According to UC3M team member Professor Fernando Lopez, existing contact procedures, such as thermocoupling, fall short in several areas. They require direct contact with the sampling material, which can damage the detector, making measurements more expensive and awkward to perform. Lopez explains that when temperatures exceed 1,000°C, the exact temperature of the sampling object can be obscured.
‘The thermal energy emitted by a flame at high temperatures saturates the detectors in the hotter zones. If you prevent measuring in this zone, you lose the hotter points. In addition, in the cooler zones the smoke acts as a wall, which hides everything.’
In order to address these shortcomings, the team has devised a contactless technique based on an infrared (IR) camera and an excitation system that is adapted to a sample’s properties. Lopez notes, ‘The measurement is made by an IR camera tuned at a proper wavelength. After measurement, the images obtained are processed with algorithms to obtain the parameters of interest.’
The method, which provides 2D images rather than point measurements, is said to measure in milliseconds, and is less expensive. Lopez claims, ‘One thermocouple is cheaper than our system, but you can only measure one point. Several thermocouples would be necessary in each process if several points were to be measured. After the experiment, thermocouples have to be replaced due to the damage caused in fire experiments. The same happens with glass fibre sensors. Because our system is contactless, its does not suffer any damage in the test and can be used a lot of times, which reduces cost.’
The technique is currently industry-ready, though studies that adjust the method for specific material types still need to be conducted. The team is looking to measure the thermal parameters of new materials. These include thermal diffusivity, specific heat, thermal conductivity, emissivity, convection factor and Nusselt numbers.

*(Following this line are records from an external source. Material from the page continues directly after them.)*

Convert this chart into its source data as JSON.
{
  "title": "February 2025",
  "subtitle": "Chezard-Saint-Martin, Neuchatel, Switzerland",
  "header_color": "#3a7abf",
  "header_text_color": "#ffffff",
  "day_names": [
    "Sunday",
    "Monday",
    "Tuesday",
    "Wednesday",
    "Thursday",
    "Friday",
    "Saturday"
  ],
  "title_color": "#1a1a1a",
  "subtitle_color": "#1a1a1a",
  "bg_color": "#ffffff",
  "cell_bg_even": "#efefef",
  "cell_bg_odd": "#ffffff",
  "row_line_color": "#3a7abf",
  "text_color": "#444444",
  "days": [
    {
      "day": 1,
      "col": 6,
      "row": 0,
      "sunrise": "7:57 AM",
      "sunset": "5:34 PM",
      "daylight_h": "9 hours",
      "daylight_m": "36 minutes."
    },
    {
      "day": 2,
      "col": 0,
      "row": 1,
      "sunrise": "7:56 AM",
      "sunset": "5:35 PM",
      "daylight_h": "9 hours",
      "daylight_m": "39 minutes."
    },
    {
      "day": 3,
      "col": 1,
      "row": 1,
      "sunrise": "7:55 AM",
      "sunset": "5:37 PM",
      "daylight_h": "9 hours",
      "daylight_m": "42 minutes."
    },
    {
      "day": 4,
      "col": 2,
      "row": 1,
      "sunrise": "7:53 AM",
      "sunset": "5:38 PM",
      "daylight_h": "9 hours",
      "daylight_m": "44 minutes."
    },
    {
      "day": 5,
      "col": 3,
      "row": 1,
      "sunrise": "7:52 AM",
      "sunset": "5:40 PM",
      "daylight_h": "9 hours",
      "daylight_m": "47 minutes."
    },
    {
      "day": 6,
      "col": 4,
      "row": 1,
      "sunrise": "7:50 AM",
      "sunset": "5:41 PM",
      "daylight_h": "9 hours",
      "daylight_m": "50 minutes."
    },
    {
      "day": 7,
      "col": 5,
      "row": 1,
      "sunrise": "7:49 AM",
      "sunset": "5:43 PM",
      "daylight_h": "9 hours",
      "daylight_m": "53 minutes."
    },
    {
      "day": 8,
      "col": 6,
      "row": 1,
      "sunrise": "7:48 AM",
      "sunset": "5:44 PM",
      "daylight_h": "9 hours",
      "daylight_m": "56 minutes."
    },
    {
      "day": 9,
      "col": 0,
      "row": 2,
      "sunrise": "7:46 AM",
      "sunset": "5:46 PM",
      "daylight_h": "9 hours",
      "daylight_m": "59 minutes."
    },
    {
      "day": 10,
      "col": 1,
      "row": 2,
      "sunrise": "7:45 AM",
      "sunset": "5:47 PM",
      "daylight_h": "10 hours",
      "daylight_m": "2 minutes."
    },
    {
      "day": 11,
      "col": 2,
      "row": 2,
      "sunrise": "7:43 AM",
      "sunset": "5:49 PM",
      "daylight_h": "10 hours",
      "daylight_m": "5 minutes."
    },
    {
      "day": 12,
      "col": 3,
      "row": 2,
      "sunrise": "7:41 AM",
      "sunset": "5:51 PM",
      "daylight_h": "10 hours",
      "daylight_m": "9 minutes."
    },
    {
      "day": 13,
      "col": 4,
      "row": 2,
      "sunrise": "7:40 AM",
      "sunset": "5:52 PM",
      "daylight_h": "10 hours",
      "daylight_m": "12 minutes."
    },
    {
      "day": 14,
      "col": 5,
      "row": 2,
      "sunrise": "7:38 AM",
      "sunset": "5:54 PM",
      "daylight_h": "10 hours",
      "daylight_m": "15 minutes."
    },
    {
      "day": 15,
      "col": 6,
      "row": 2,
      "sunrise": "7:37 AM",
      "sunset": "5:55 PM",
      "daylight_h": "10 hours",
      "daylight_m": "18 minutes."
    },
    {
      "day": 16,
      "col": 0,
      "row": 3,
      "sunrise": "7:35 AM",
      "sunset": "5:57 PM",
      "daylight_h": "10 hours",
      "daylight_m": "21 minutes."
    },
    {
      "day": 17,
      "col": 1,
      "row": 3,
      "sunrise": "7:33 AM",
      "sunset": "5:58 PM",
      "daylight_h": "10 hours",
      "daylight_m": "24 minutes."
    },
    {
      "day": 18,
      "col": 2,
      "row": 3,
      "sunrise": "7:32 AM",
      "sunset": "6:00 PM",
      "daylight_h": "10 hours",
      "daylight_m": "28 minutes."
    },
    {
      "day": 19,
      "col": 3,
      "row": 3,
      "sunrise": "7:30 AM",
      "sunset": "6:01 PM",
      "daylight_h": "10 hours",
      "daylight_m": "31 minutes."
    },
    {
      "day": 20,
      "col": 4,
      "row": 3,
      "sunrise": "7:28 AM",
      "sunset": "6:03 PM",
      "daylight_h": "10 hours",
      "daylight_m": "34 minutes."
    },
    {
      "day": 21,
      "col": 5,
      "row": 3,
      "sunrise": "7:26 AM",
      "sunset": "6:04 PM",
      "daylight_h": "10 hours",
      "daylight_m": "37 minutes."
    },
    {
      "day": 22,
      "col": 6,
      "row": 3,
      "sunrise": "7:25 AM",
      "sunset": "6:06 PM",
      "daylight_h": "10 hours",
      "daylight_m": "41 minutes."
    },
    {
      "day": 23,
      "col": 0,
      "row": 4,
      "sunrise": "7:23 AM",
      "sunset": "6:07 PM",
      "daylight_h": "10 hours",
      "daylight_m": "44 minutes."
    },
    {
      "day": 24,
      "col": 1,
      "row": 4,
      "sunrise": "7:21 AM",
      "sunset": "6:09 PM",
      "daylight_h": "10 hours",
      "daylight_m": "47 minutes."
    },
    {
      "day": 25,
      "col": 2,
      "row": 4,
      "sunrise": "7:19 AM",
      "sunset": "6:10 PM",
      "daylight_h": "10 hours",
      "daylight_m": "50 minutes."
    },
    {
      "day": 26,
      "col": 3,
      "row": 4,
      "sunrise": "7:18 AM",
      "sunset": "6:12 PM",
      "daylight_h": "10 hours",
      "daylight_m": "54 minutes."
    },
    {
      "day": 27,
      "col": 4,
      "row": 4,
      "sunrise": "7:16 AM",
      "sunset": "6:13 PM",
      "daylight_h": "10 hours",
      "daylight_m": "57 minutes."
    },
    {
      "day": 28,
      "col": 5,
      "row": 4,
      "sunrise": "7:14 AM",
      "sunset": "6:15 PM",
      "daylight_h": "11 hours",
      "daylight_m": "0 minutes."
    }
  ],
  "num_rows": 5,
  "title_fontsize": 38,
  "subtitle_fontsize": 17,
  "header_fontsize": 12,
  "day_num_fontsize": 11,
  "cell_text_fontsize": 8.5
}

They are also developing a system to examine hidden subsurface stains. ‘The most commonly used technique in the examination of structural defects is ultrasound,’ he says. ‘Ultrasound needs contact liquid as an interface of measure, which is invasive. This technique is complex and slow, which results in a bottleneck in the manufacturing process.
On the other hand,’ he adds, ‘non-invasive thermography is fast. It is a real alternative in identifying structural defects in materials such as hidden sub-surface defects, broken zones, humidity and excessively stressed zones.’